Intrinsic properties of α-cyclodextrin complexes with benzoate derivatives in the gas phase: an experimental and theoretical study.

The noncovalent interactions in host-guest complexes of α-cyclodextrin (α-CD) with a series of benzoic acid derivatives (RBA) were investigated by electrospray ionization tandem mass spectrometry and density functional theory (DFT) calculations. The 1:1 stoichiometry of the anionic host-guest complexes was unequivocally confirmed by their mass-to-charge ratios (m/z) and isotope patterns.
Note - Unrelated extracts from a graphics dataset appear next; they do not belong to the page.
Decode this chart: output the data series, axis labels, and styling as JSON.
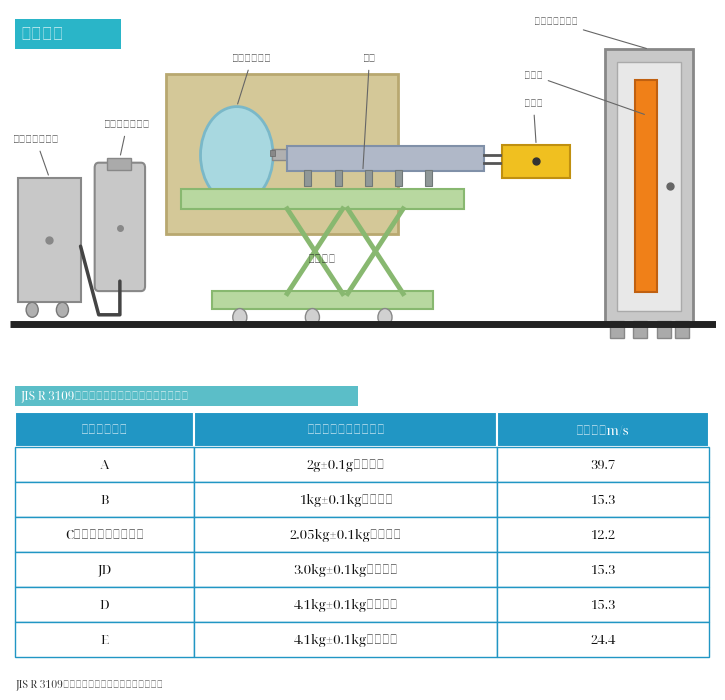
{
  "title_label": "試験装置",
  "title_bg_color": "#2ab5c8",
  "title_text_color": "#ffffff",
  "subtitle_label": "JIS R 3109記載：加撃体の種類及び衝突速度表",
  "subtitle_bg": "#5bbec8",
  "footer_label": "JIS R 3109記載：加撃体の種類及び衝突速度表",
  "table_header_bg": "#2196c4",
  "table_header_color": "#ffffff",
  "table_border_color": "#2196c4",
  "table_headers": [
    "加撃体の種類",
    "加撃体の質量（材質）",
    "衝撃速度m/s"
  ],
  "table_rows": [
    [
      "A",
      "2g±0.1g（鋼球）",
      "39.7"
    ],
    [
      "B",
      "1kg±0.1kg（木材）",
      "15.3"
    ],
    [
      "C（屋根瓦破片相当）",
      "2.05kg±0.1kg（木材）",
      "12.2"
    ],
    [
      "JD",
      "3.0kg±0.1kg（木材）",
      "15.3"
    ],
    [
      "D",
      "4.1kg±0.1kg（木材）",
      "15.3"
    ],
    [
      "E",
      "4.1kg±0.1kg（木材）",
      "24.4"
    ]
  ],
  "labels": {
    "compressor": "コンプレッサー",
    "reserve_tank": "リザーブタンク",
    "air_tank": "エアータンク",
    "barrel": "砲身",
    "mount": "取付台座",
    "specimen_jig": "試験体取付治具",
    "specimen": "試験体",
    "impactor": "加撃体"
  }
}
Collision-induced dissociation experiments revealed exclusive fragmentation into α-CD and neutral RBA and afforded the gas-phase kinetic stability trend α-CD·3,5-diMeBA < α-CD·3-MeBA < α-CD·BA < α-CD·3-OHBA < α-CD·3,5-diOHBA. This trend follows that of the gas-phase basicities of the guest anions used, indicating that host-guest pairs with more comparable basicities form more stable complexes. DFT calculations at the M06-L/6-31+G(d,p) level of theory provided detailed structural assignments and further elucidated the experimental observations, suggesting that the anionic α-CD·RBA inclusion complexes are favored over the nonspecific complexes in the gas phase and that hydrogen bonding constitutes the primary host-guest interaction. Additionally, the results provide an estimated gas-phase basicity ΔG(0) = 325-327 kcal mol(-1) for α-CD.